When we think about activities which make us happy, we see that all of these activities are related to survival and procreation. People like to eat, and this was probably important because securing an adequate supply of food contributed to a longer life when we were caveman. Of course people are happy when they are having sex, which is an activity crucial to passing on one's genes. People claim that their children make them happy, and this is also crucial to passing on genes because children require parental attention in order to survive to adulthood. People get happiness from their social activities and friendships, and having friends could mean the difference between life or death back in the caveman days.
We also are happy from having a higher status in society. For further evidence, read my post about the Pew study of happiness. This is probably especially true for men, because due to more boys being born than girls (about 105 boy babies for every 100 girl babies) and polygamy, there aren't enough women to go around in order for every man to have children, so the lowest status men see their genes die off just as surely as if they died from starvation. It is for this reason that the quest for status is one of our most basic human drives, and why people who have higher status (as measured in the Pew study by income) are happier.

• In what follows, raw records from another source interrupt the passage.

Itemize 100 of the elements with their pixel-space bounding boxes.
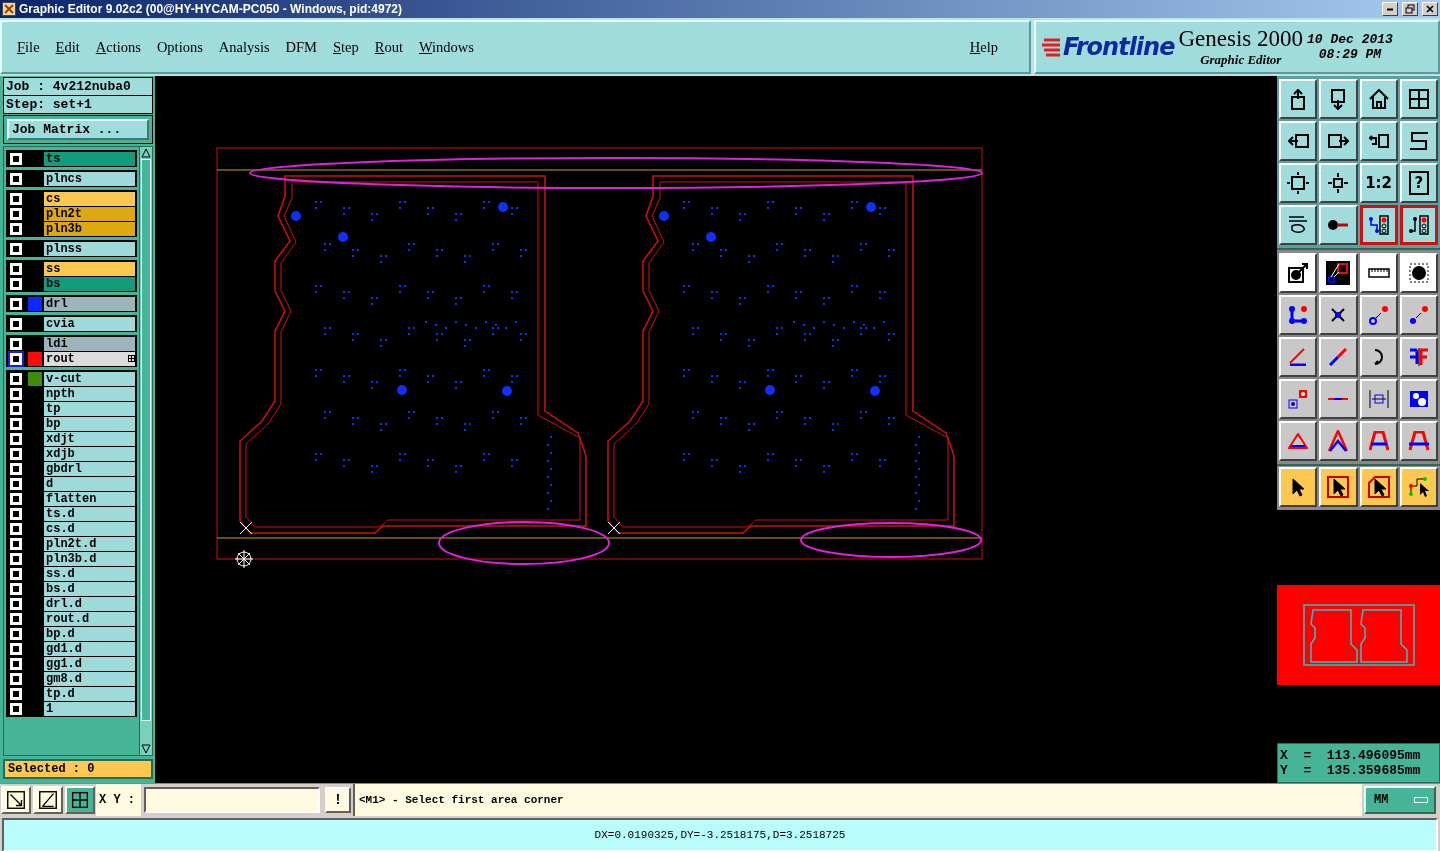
minimize-button[interactable] bbox=[1382, 2, 1398, 16]
layer-name[interactable]: rout.d bbox=[44, 611, 135, 626]
layer-name[interactable]: pln2t bbox=[44, 206, 135, 221]
layer-name[interactable]: gd1.d bbox=[44, 641, 135, 656]
layer-checkbox[interactable] bbox=[10, 262, 22, 275]
layer-checkbox[interactable] bbox=[10, 242, 22, 255]
layer-checkbox[interactable] bbox=[10, 192, 22, 205]
layer-checkbox[interactable] bbox=[10, 297, 22, 310]
layer-name[interactable]: npth bbox=[44, 386, 135, 401]
layer-checkbox[interactable] bbox=[10, 642, 22, 655]
menu-item[interactable]: Edit bbox=[55, 38, 89, 56]
restore-button[interactable] bbox=[1402, 2, 1418, 16]
layer-name[interactable]: bp.d bbox=[44, 626, 135, 641]
layer-checkbox[interactable] bbox=[10, 567, 22, 580]
dropdown-icon bbox=[1414, 797, 1428, 803]
layer-name[interactable]: ts bbox=[44, 151, 135, 166]
job-matrix-button[interactable]: Job Matrix ... bbox=[7, 119, 149, 140]
menu-item[interactable]: File bbox=[17, 38, 49, 56]
layer-checkbox[interactable] bbox=[10, 172, 22, 185]
layer-label: gd1.d bbox=[46, 641, 82, 656]
tool-button[interactable]: 1:2 bbox=[1359, 163, 1398, 203]
layer-checkbox[interactable] bbox=[10, 387, 22, 400]
layer-checkbox[interactable] bbox=[10, 477, 22, 490]
box-down-arrow-icon bbox=[1331, 88, 1346, 110]
layer-checkbox[interactable] bbox=[10, 627, 22, 640]
tool-button[interactable]: ? bbox=[1399, 163, 1438, 203]
layer-name[interactable]: flatten bbox=[44, 491, 135, 506]
layer-checkbox[interactable] bbox=[10, 612, 22, 625]
layer-name[interactable]: drl.d bbox=[44, 596, 135, 611]
help-menu[interactable]: Help bbox=[969, 38, 1007, 56]
layer-checkbox[interactable] bbox=[10, 372, 22, 385]
layer-name[interactable]: gg1.d bbox=[44, 656, 135, 671]
layer-checkbox[interactable] bbox=[10, 462, 22, 475]
layer-name[interactable]: pln2t.d bbox=[44, 536, 135, 551]
layer-checkbox[interactable] bbox=[10, 672, 22, 685]
layer-checkbox[interactable] bbox=[10, 702, 22, 715]
layer-name[interactable]: gbdrl bbox=[44, 461, 135, 476]
layer-checkbox[interactable] bbox=[10, 152, 22, 165]
layer-name[interactable]: cs bbox=[44, 191, 135, 206]
close-button[interactable] bbox=[1422, 2, 1438, 16]
layer-checkbox[interactable] bbox=[10, 492, 22, 505]
layer-name[interactable]: ss bbox=[44, 261, 135, 276]
layer-name[interactable]: drl bbox=[44, 296, 135, 311]
tool-button[interactable] bbox=[1399, 205, 1438, 245]
layer-name[interactable]: pln3b bbox=[44, 221, 135, 236]
layer-name[interactable]: tp.d bbox=[44, 686, 135, 701]
layer-checkbox[interactable] bbox=[10, 277, 22, 290]
layer-name[interactable]: tp bbox=[44, 401, 135, 416]
layer-name[interactable]: v-cut bbox=[44, 371, 135, 386]
layer-checkbox[interactable] bbox=[10, 597, 22, 610]
layer-checkbox[interactable] bbox=[10, 687, 22, 700]
scroll-thumb[interactable] bbox=[141, 159, 151, 721]
layer-checkbox[interactable] bbox=[10, 207, 22, 220]
layer-checkbox[interactable] bbox=[10, 552, 22, 565]
menu-item[interactable]: Step bbox=[333, 38, 368, 56]
layer-checkbox[interactable] bbox=[10, 402, 22, 415]
layer-name[interactable]: pln3b.d bbox=[44, 551, 135, 566]
menu-item[interactable]: Actions bbox=[95, 38, 150, 56]
layer-name[interactable]: cs.d bbox=[44, 521, 135, 536]
layer-checkbox[interactable] bbox=[10, 337, 22, 350]
layer-name[interactable]: d bbox=[44, 476, 135, 491]
layer-name[interactable]: cvia bbox=[44, 316, 135, 331]
menu-item[interactable]: Options bbox=[156, 38, 212, 56]
tool-button[interactable] bbox=[1359, 205, 1398, 245]
layer-name[interactable]: ts.d bbox=[44, 506, 135, 521]
layer-checkbox[interactable] bbox=[10, 222, 22, 235]
layer-name[interactable]: gm8.d bbox=[44, 671, 135, 686]
layer-checkbox[interactable] bbox=[10, 522, 22, 535]
layer-checkbox[interactable] bbox=[10, 657, 22, 670]
layer-name[interactable]: xdjt bbox=[44, 431, 135, 446]
layer-name[interactable]: 1 bbox=[44, 701, 135, 716]
layer-checkbox[interactable] bbox=[10, 317, 22, 330]
layer-label: pln2t bbox=[46, 206, 82, 221]
layer-checkbox[interactable] bbox=[10, 417, 22, 430]
layer-name[interactable]: ss.d bbox=[44, 566, 135, 581]
menu-item[interactable]: Windows bbox=[419, 38, 483, 56]
layer-name[interactable]: bs.d bbox=[44, 581, 135, 596]
units-dropdown[interactable]: MM bbox=[1364, 786, 1436, 814]
scrollbar[interactable] bbox=[139, 147, 152, 755]
layer-checkbox[interactable] bbox=[10, 432, 22, 445]
layer-name[interactable]: bp bbox=[44, 416, 135, 431]
layer-name[interactable]: ldi bbox=[44, 336, 135, 351]
layer-checkbox[interactable] bbox=[10, 507, 22, 520]
status-text: DX=0.0190325,DY=-3.2518175,D=3.2518725 bbox=[2, 818, 1438, 851]
layer-checkbox[interactable] bbox=[10, 352, 22, 365]
menu-item[interactable]: Rout bbox=[374, 38, 412, 56]
layer-name[interactable]: plncs bbox=[44, 171, 135, 186]
layer-name[interactable]: xdjb bbox=[44, 446, 135, 461]
layer-checkbox[interactable] bbox=[10, 447, 22, 460]
house-icon bbox=[1368, 89, 1389, 109]
nodes-icon bbox=[1288, 305, 1309, 325]
layer-checkbox[interactable] bbox=[10, 537, 22, 550]
layer-name[interactable]: bs bbox=[44, 276, 135, 291]
menu-item[interactable]: Analysis bbox=[218, 38, 279, 56]
layer-name[interactable]: plnss bbox=[44, 241, 135, 256]
layer-name[interactable]: rout bbox=[44, 351, 135, 366]
menu-item[interactable]: DFM bbox=[285, 38, 326, 56]
alert-button[interactable]: ! bbox=[325, 787, 351, 813]
xy-input-field[interactable] bbox=[144, 787, 320, 813]
layer-checkbox[interactable] bbox=[10, 582, 22, 595]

Utopian communists understood that low status causes unhappiness, and they endeavored to fix the problem by designing a society where everyone is equal. Unfortunately, it is impossible to create such a society, because the desire for status can no more easily be quenched than the desire for sex. Because people differ naturally in ability, in any society where there is even the slightest bit of individual freedom, people will manage to sort themselves into high status and low status, and because the distribution of status is a power law distribution, those with the highest status will always dwarf those with the least.
Utopian libertarians, like the authors of Cafe Hayek, also need to understand this issue. If we design a society that doesn't address the unhappiness of those at the very bottom, it will be sure to fail even more readily than communism did in the Soviet Union.